ストロベリーショートケーキ
「ねぇ花井くん、ここが“先生”のいるところなの?」

「そう」



おずおずと訊ねたあたしに、花井くんはいたって変わらない調子で応える。

う~ん、こんなラブリーなところに、彼の喧嘩のお師匠さんが来るのだろうか。

そわそわ落ち着かず店内を見回していたあたしの前に、すっと、何かが差し出された。



「とりあえず、飲み物とケーキなんでもいいから頼みなよ」

「あ、うん……」



目の前にあるメニュー表を、あたしは花井くんから素直に受け取る。

だって状況がなんにしろ、あたしはこのお店のケーキが大好きなわけで。

せっかくこうして来たからには、やっぱりそのとびきりおいしいケーキたちを堪能したかったのだ。

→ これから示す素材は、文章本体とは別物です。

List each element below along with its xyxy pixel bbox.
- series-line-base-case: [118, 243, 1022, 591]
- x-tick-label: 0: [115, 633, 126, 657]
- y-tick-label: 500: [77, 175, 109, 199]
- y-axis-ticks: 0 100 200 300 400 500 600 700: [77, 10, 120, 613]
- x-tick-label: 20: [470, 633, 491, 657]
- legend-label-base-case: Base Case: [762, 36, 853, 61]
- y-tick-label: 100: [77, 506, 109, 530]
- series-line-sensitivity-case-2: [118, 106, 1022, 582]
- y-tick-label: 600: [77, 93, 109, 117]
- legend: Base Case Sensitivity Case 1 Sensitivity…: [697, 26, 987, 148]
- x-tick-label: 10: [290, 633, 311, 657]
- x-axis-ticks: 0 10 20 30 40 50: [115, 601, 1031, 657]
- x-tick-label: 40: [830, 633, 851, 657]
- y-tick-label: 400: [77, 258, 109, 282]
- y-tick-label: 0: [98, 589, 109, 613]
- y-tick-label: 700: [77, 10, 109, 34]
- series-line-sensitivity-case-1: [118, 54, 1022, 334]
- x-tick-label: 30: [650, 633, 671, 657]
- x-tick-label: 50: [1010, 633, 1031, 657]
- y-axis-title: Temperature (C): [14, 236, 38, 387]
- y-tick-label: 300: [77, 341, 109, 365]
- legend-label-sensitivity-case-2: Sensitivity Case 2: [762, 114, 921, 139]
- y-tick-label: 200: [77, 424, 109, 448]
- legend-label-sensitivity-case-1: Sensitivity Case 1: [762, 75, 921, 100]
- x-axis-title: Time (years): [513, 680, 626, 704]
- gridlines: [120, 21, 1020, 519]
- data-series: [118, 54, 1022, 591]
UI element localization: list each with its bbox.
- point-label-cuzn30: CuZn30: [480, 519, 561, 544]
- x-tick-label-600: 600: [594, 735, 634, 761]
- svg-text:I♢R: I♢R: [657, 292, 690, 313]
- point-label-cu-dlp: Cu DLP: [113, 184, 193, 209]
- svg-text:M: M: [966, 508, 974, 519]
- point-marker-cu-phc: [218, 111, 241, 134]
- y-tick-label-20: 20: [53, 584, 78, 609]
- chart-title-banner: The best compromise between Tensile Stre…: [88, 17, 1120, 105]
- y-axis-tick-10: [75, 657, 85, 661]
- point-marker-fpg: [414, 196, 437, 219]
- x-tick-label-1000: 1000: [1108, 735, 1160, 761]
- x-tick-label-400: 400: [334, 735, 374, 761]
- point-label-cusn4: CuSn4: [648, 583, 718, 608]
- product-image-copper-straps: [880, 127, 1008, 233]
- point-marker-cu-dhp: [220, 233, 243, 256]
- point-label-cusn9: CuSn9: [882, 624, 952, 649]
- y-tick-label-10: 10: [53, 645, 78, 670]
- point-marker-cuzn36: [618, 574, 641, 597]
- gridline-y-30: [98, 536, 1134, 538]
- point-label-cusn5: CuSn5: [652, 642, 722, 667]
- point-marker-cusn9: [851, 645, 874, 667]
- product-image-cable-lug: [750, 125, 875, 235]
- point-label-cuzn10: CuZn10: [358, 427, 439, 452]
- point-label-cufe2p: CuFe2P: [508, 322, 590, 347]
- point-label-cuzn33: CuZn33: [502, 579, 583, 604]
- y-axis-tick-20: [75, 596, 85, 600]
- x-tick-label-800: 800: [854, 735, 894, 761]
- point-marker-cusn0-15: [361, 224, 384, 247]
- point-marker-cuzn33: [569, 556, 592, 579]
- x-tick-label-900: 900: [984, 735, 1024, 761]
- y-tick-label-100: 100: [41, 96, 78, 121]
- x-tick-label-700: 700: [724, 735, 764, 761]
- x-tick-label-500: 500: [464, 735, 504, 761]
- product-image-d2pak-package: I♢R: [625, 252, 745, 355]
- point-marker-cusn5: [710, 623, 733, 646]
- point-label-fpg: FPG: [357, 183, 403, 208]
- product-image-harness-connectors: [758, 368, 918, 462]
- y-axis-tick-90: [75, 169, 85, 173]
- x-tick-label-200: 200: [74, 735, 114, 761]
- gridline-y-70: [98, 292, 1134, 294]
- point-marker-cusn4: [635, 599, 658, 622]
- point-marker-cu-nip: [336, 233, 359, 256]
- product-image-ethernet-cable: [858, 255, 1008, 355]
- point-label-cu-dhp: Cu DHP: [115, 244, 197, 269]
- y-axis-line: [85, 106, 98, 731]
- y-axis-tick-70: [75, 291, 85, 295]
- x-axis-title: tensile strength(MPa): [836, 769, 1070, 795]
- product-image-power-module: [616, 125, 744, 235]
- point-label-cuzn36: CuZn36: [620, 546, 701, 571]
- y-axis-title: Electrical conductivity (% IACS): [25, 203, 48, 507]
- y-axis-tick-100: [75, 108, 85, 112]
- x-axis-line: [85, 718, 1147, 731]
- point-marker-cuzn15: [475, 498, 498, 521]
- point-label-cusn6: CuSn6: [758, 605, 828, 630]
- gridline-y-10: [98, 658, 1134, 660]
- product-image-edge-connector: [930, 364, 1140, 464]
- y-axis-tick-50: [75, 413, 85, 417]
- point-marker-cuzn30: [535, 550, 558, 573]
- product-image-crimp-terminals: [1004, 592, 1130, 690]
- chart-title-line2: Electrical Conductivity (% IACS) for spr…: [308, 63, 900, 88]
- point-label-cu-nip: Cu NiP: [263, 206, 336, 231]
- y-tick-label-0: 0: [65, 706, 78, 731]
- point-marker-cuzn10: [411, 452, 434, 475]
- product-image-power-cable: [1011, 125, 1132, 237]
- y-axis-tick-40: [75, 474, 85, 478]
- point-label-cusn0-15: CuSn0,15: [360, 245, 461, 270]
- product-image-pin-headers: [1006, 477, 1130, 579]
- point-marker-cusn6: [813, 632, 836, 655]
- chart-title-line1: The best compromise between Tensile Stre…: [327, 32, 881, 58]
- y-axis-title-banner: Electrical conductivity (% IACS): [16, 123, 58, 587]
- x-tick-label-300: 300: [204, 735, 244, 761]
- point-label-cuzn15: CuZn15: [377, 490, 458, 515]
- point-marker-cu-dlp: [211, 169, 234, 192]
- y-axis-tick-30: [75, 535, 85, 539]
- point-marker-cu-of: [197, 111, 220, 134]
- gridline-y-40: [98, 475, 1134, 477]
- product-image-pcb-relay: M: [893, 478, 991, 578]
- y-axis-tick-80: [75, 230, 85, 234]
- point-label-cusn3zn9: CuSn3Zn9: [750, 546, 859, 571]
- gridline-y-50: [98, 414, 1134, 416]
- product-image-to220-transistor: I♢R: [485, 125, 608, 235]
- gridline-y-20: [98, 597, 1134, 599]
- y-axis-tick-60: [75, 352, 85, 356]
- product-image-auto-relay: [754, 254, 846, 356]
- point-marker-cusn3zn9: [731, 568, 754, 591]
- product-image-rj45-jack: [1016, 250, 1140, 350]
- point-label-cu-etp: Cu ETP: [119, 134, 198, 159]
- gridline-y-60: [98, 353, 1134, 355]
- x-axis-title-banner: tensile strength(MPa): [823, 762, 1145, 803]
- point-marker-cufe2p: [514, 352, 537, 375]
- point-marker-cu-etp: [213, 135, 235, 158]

「ええと、飲み物はストレートティーのホットで……ケーキは、イチゴのショートケーキがいいな」

「……わかった」



そう言って彼は椅子から立ち上がり、なぜか先ほどの店員さんと同じように、カウンターの奥へと消えてしまった。

すると入れ替わるように、今度は白いコック服を来た男の人が、片手にお水を持って、こちらに向かってくる。

って、あの人はたしか、ここの店長さんじゃ……。